Imposer davantage les indemnités de préavis ? Pas question !

Une nouvelle menace plane sur les indemnités de préavis qui pourraient bien être rognées à travers une imposition supplémentaire. Ce sont surtout les employés qui risquent d’en faire les frais. Le SETCa exige que ce projet soit écarté. Entre-temps, la discrimination des employés en matière de calcul du pécule de vacances n’est toujours pas réglée.

 

Des milliers d’EUR supplémentaires

Dans le cadre de la nouvelle réforme de l’Etat, les Régions vont assumer dorénavant une série de tâches et de compétences supplémentaires qui sont actuellement assurées au niveau fédéral. Ce transfert se fera en même temps que le transfert des régimes fiscaux qui s’y rapportent. Souvent, il y a là également une possibilité de mettre en œuvre une réduction fiscale ou une déductibilité fiscale. Pensons par exemple au bonus logement pour l’acquisition d’une maison, aux chèques-services, aux investissements en matière d’isolation, etc.

Tout ceci risque d’avoir des conséquences en termes de montant d’impôt à payer sur une éventuelle indemnité de préavis (en cas de licenciement). Actuellement, c’est un taux d’imposition « moyen » qui est appliqué. Mais ce taux d’imposition moyen va augmenter sur le plan fédéral dans la mesure où l’on ne tiendra plus compte d’un certain nombre de déductions et de réductions fiscales appliquées à l’avenir dans les Régions.

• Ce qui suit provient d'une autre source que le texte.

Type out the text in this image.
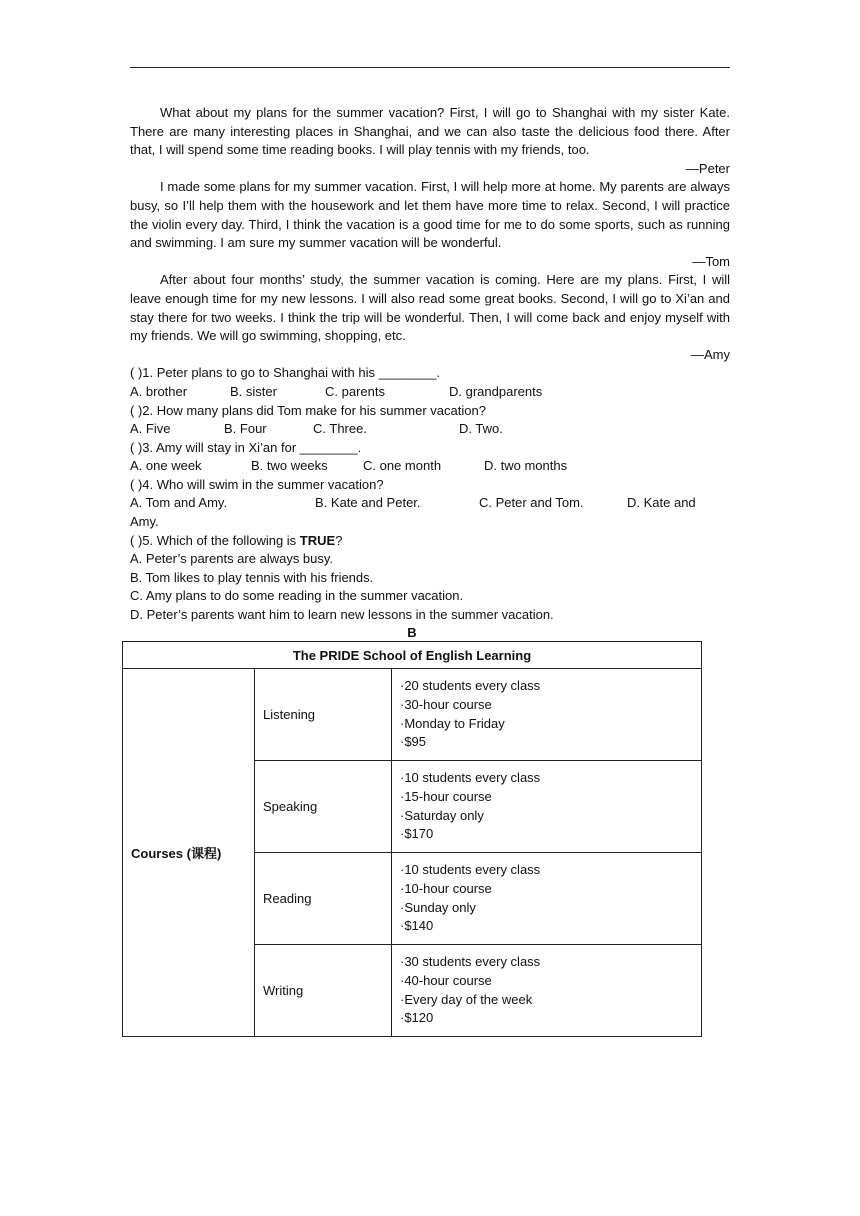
What about my plans for the summer vacation? First, I will go to Shanghai with my sister Kate. There are many interesting places in Shanghai, and we can also taste the delicious food there. After that, I will spend some time reading books. I will play tennis with my friends, too.

—Peter

I made some plans for my summer vacation. First, I will help more at home. My parents are always busy, so I’ll help them with the housework and let them have more time to relax. Second, I will practice the violin every day. Third, I think the vacation is a good time for me to do some sports, such as running and swimming. I am sure my summer vacation will be wonderful.

—Tom

After about four months’ study, the summer vacation is coming. Here are my plans. First, I will leave enough time for my new lessons. I will also read some great books. Second, I will go to Xi’an and stay there for two weeks. I think the trip will be wonderful. Then, I will come back and enjoy myself with my friends. We will go swimming, shopping, etc.

—Amy

( )1. Peter plans to go to Shanghai with his ________.

A. brother	B. sister	C. parents	D. grandparents

( )2. How many plans did Tom make for his summer vacation?

A. Five	B. Four	C. Three.	D. Two.

( )3. Amy will stay in Xi’an for ________.

A. one week	B. two weeks	C. one month	D. two months

( )4. Who will swim in the summer vacation?

A. Tom and Amy.	B. Kate and Peter.	C. Peter and Tom.	D. Kate and

Amy.

( )5. Which of the following is TRUE?

A. Peter’s parents are always busy.

B. Tom likes to play tennis with his friends.

C. Amy plans to do some reading in the summer vacation.

D. Peter’s parents want him to learn new lessons in the summer vacation.

B
The PRIDE School of English Learning		
Courses (课程)	Listening	·20 students every class
·30-hour course
·Monday to Friday
·$95

	Speaking	·10 students every class
·15-hour course
·Saturday only
·$170

	Reading	·10 students every class
·10-hour course
·Sunday only
·$140

	Writing	·30 students every class
·40-hour course
·Every day of the week
·$120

Si le taux d’imposition moyen augmente, il faudra payer davantage d’impôt sur les indemnités de préavis. Ces dernières restent en effet une compétence fédérale.

Ceci ne vaut d’ailleurs pas seulement pour les indemnités de préavis, mais aussi pour les arriérés de pécule de vacances et le pécule de vacances anticipé qui font tous l’objet du taux d’imposition moyen de l’année précédant l’année du versement.

De rapides calculs font apparaître qu’un salaire moyen devra assez rapidement payer plusieurs milliers d’EUR d’impôts supplémentaires. Et notamment sur l’indemnité de préavis que la plupart des travailleurs reçoivent au moment où justement ils sont déjà en difficulté.

 

A rectifier rapidement !

Le projet de loi adaptant le code des impôts à la 6ème réforme de l’Etat sera voté avant la dissolution du parlement. La mesure s’appliquerait sur les indemnités payées à partir de 2014. Le gouvernement vient en hâte de prendre la décision de ne pas prendre en compte les licenciements collectifs antérieurs au 1/4/2014.

Voilà qui est évidemment largement insuffisant. Aucune indemnité de préavis (et par extension les arriérés ou le pécule de vacances anticipé, c'est-à-dire le pécule de vacances que chacun reçoit lorsqu'il quitte un emploi, que ce soit suite à une démission ou à un licenciement) ne peut subir les conséquences du transfert de certaines compétences. Les imposer davantage serait inacceptable. Et, de surcroît, ce sont surtout les employés qui payeraient la note dans ce cas. En effet, pour les ouvriers, une grande partie de leur nouvelle indemnité de préavis sera payée en net par les pouvoirs publics (sur la base de la loi du 26/12/2013). C’est bien, mais c’est dès lors d’autant plus inacceptable de voir l’indemnité de préavis taxée davantage.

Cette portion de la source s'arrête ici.